Transgenic tobacco plants were produced by the leaf disc transformation with the Agrobacterium method (HORSCH et al. 1985) with minor modifications. Leaf discs were incubated with A. tumefaciens LBA4404 containing pCAMBIA-shGFP for 20 min with gentle shaking. The infected explants were blot-dried on sterile filter papers and placed on co-cultivation medium (MS medium containing 1 mg/l BAP or benzylaminopurine; 0.1 mg/l NAA or 1-naphthaleneacetic acid) at 25 °C for 2 days in the dark. After co-cultivation, the leaf discs were transferred to medium supplemented with 250 mg/l cefotaxime and 100 mg/l kanamycin or 25 mg/l hygromycin for regeneration. Regeneration of shoots from the leaf discs started after 5–6 weeks. Individual well-developed shoots were transferred to the bottle containing MS medium supplemented with 250 mg/l cefotaxime and 100 mg/l kanamycin or 30 mg/l hygromycin to induce rooting. The whole plants were transferred to vermiculite pots for hardening, before being transferred to the soil pots and grown in the green house to obtain intact transgenic plants (Supplemental Fig. S4).

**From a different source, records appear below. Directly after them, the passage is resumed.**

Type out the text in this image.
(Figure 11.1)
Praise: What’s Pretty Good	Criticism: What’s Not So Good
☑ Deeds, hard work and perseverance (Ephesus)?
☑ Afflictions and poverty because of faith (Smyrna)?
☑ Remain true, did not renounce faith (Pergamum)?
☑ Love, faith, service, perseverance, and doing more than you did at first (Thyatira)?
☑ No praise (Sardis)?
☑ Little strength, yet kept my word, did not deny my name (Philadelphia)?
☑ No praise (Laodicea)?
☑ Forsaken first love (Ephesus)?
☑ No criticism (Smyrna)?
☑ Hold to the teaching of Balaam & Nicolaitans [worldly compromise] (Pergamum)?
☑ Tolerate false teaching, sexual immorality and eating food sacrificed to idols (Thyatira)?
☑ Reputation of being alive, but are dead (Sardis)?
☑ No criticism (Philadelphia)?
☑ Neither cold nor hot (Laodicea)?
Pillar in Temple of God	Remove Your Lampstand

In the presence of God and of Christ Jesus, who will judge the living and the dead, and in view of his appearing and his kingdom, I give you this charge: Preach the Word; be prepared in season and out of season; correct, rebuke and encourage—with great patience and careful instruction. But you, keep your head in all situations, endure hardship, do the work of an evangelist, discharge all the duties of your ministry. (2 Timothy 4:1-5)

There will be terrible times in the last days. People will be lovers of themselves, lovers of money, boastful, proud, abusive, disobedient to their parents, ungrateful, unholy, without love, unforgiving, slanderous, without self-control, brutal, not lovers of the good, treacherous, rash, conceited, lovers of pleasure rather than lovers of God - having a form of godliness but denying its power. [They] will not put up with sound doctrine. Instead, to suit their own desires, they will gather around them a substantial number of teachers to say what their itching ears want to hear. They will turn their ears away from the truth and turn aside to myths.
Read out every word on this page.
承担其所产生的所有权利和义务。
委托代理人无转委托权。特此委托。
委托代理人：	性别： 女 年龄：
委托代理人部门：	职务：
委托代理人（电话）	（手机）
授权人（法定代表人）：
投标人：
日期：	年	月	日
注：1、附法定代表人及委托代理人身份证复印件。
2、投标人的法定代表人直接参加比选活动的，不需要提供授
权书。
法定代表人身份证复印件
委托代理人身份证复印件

To screen putative primary transgenic plants (T0), total DNA was isolated from leaves and confirmed for transgene integration using PCR primer pair 35SFwd and gene specific GFPFwd, respectively (Table 1). The amplified products were run of an agarose gel and visualized under UV Illumination. Five independent T0 lines (L1, L2, L4, L5, and L6) showing expected 1.1-kb fragment for transgene integration were selected for selfing, and seeds were obtained. T1 seedlings silenced for GFP expression were selected for the further experiments.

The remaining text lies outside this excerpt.